Which brings him to John Lennon's "Imagine", which he describes as "surely the My Little Pony of philosophical statements".
Imagine there's no heaven. Imagine there's no hell. Imagine all the people, living life in - hello? Excuse me? Take religion out of the picture and everybody spontaneously starts living life in peace? I don't know about you, but in my experience peace is not the default state of human beings....Peace is not the state of being we return to, like water running downhill, whenever there's nothing external to perturb us. Peace between people is an achievement....
These two little reflections set the tone for what follows. One of the problems Christianity has, he says, is that there is a growing gap between the language and practice of the church and that of the wider society.

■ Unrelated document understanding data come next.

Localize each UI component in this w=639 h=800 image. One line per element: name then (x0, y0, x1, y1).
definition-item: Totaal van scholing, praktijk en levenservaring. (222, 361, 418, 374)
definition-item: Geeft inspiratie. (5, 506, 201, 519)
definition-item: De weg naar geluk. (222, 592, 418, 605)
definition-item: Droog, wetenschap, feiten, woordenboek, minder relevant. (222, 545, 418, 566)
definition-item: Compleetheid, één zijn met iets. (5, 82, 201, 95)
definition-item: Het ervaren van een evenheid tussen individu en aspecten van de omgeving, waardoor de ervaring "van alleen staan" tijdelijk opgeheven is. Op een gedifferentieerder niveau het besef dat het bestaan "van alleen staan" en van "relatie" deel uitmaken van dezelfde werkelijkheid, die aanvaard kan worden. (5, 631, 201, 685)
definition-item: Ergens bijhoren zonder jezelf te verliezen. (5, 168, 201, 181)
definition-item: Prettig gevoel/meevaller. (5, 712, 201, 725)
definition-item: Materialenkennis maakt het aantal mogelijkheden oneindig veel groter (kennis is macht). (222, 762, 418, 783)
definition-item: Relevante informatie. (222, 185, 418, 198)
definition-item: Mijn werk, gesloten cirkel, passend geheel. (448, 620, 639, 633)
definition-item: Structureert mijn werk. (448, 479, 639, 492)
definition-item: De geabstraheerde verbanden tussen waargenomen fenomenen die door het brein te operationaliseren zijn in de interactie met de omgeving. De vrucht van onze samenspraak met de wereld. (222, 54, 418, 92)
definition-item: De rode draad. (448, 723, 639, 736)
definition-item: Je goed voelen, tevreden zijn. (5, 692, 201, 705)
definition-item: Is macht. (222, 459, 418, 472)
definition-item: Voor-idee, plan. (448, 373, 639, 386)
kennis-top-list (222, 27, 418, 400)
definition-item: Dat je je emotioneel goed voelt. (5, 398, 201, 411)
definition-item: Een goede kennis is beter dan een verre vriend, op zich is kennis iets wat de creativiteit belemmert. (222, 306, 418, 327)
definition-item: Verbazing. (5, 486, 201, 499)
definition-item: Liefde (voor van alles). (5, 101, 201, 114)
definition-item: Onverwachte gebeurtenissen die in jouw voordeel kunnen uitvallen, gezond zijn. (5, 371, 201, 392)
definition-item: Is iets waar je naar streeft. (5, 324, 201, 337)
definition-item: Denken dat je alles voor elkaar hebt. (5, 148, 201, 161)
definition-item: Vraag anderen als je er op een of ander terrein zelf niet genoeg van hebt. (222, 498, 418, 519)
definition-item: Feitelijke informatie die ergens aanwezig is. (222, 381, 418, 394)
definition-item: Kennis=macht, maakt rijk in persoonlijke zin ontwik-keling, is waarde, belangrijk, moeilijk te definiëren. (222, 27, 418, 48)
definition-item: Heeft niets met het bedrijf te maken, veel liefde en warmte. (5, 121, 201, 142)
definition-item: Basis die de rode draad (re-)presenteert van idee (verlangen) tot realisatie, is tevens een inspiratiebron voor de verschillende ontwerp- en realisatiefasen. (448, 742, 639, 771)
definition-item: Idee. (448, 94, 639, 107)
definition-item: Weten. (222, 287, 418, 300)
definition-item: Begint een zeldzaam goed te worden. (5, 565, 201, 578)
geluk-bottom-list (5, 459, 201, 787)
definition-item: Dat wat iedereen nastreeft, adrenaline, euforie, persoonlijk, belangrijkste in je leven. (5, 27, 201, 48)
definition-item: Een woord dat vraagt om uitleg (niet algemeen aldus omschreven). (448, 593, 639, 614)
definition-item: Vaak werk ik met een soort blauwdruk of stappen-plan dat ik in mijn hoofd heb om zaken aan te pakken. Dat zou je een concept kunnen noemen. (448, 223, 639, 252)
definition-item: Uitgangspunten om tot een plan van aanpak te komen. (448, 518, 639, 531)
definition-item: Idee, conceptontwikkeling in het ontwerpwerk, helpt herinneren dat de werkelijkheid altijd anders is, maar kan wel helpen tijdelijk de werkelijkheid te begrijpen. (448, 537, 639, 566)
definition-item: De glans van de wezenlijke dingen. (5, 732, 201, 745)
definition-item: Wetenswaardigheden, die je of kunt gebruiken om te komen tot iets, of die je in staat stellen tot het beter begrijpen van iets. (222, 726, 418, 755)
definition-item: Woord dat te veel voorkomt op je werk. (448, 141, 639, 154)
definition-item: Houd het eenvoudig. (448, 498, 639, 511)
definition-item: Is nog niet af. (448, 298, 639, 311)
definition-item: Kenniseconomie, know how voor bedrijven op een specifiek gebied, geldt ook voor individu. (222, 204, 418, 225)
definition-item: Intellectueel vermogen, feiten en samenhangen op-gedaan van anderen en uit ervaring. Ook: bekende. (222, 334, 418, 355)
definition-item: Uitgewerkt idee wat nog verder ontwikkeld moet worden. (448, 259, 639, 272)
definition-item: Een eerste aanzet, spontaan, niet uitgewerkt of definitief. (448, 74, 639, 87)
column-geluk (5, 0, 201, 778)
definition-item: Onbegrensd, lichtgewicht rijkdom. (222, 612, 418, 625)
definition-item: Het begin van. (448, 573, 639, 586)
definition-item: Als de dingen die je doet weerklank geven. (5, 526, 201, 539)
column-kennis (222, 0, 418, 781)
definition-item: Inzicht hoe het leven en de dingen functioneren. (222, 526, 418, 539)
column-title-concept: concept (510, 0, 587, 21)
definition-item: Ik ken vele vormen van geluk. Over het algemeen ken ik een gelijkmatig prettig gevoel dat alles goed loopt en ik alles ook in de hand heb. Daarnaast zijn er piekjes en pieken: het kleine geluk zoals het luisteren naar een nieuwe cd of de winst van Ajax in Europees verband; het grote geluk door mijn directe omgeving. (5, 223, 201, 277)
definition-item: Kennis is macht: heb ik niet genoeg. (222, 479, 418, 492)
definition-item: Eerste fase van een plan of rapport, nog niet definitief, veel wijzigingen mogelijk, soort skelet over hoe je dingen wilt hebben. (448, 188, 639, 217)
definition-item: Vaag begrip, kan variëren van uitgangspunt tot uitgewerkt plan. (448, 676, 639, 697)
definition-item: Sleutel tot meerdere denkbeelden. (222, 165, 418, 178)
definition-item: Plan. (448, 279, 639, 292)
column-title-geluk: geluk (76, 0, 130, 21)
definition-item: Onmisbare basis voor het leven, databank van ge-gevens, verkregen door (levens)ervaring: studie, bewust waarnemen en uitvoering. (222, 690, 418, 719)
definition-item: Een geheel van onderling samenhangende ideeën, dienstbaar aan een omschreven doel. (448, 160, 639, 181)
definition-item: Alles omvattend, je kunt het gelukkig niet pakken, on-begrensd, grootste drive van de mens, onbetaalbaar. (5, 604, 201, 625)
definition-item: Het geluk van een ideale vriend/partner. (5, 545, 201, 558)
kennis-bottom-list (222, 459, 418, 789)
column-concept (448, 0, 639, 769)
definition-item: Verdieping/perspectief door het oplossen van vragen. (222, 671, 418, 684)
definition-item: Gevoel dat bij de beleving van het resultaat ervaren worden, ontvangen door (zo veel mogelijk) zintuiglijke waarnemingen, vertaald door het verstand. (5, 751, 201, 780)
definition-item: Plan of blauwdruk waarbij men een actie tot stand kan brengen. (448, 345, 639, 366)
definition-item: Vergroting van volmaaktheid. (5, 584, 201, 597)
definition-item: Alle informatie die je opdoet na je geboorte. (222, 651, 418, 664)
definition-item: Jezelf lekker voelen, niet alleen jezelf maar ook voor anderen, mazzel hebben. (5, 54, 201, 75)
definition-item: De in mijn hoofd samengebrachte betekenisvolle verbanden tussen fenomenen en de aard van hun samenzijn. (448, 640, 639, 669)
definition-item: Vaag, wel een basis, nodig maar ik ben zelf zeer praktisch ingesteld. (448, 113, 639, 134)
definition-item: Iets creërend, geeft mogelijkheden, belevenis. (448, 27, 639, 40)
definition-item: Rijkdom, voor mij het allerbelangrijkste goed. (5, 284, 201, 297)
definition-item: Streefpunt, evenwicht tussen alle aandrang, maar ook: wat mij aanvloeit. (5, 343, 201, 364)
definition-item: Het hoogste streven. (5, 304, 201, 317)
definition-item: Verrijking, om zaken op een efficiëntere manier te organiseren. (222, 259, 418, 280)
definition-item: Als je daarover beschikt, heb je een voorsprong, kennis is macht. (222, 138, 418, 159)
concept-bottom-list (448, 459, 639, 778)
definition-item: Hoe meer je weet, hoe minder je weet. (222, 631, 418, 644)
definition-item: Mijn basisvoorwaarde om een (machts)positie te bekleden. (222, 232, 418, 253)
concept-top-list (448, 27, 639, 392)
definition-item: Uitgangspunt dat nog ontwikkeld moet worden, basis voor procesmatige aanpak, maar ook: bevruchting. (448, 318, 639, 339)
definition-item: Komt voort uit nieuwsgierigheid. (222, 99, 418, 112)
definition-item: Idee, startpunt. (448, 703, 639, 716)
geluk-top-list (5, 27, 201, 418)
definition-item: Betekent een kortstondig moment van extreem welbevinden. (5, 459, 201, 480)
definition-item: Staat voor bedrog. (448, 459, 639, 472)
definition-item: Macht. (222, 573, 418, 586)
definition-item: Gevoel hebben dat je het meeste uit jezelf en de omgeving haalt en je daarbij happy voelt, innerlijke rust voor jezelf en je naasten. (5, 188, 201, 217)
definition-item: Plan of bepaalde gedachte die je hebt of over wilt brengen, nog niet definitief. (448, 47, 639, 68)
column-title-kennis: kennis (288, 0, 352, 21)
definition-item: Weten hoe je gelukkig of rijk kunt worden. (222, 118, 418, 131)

Caught in this gulf is the word "sin", which in our society has come to mean something pleasurable but a little bit naughty, like eating chocolate cake. The notion of restraining sin therefore seems cruel and unnecessary. Instead Spufford proposes a new term, the Human Propensity to Fuck things Up, or HPtFtU for short. This propensity, he says, infects all our doings - our work, our marriages, our political life, our ecological record, our international relations. If you can say you've never made a major fuck-up in your life you're either a certifiable saint or a consummate liar, with the odds firmly in favour of the latter.
It is this that provides the "surprising emotional sense" that Christianity makes for Spufford. In the face of his own monumental marriage fuck-up (for which he takes full responsibility, although he doesn't describe it in any detail) a chance hearing of a Mozart concerto gave him a profound sense that he could be forgiven, that God's grace was extended to him in his darkest hour. He experiences the same in church, in prayer, in the exercise of his spiritual life. This is the hope that the message of Jesus provides, and although its precise details and the language in which it is expressed may change over time, the core need and the core response remain the same.
What he propounds is kind of a Christian counterpoint to (not refutation of) the Atheism of Suspicion discussed by Merold Westphal. Spufford does not seriously attempt to demonstrate that there is solid evidence for Christianity. He is not very interested in that. What he cares about is that in Christianity he finds an answer to the very problems Westphal's suspicious atheists present to us. He finds hope and forgiveness for his and all our fuck-ups. He finds a way to keep moving when it would be easier to give up. He's not apologetic about this. He's just telling it like it is.
I think the main reason I enjoyed this book is because he says what I would have liked to say if I was clever enough. I don't believe because of the evidence. I don't think there is an ironclad case to be made for the Christian faith. or that one day I will miraculously stumble upon an apologetic strategy that will demonstrate its truth beyond all doubt. I believe because Christianity provides a framework in which I can make sense of my own life, of my society and of what I should do next. If you want me to give it up you will have to provide me with something better, and so far I haven't seen anything that even comes close.
Comments
It's in the difference between freedom from ... and freedom to.
Enjoyment is above all a by product. A by product of engaging with people and things outside ourselves. Turning inward is bankruptcy. "The surest way to be miserable is look for happiness."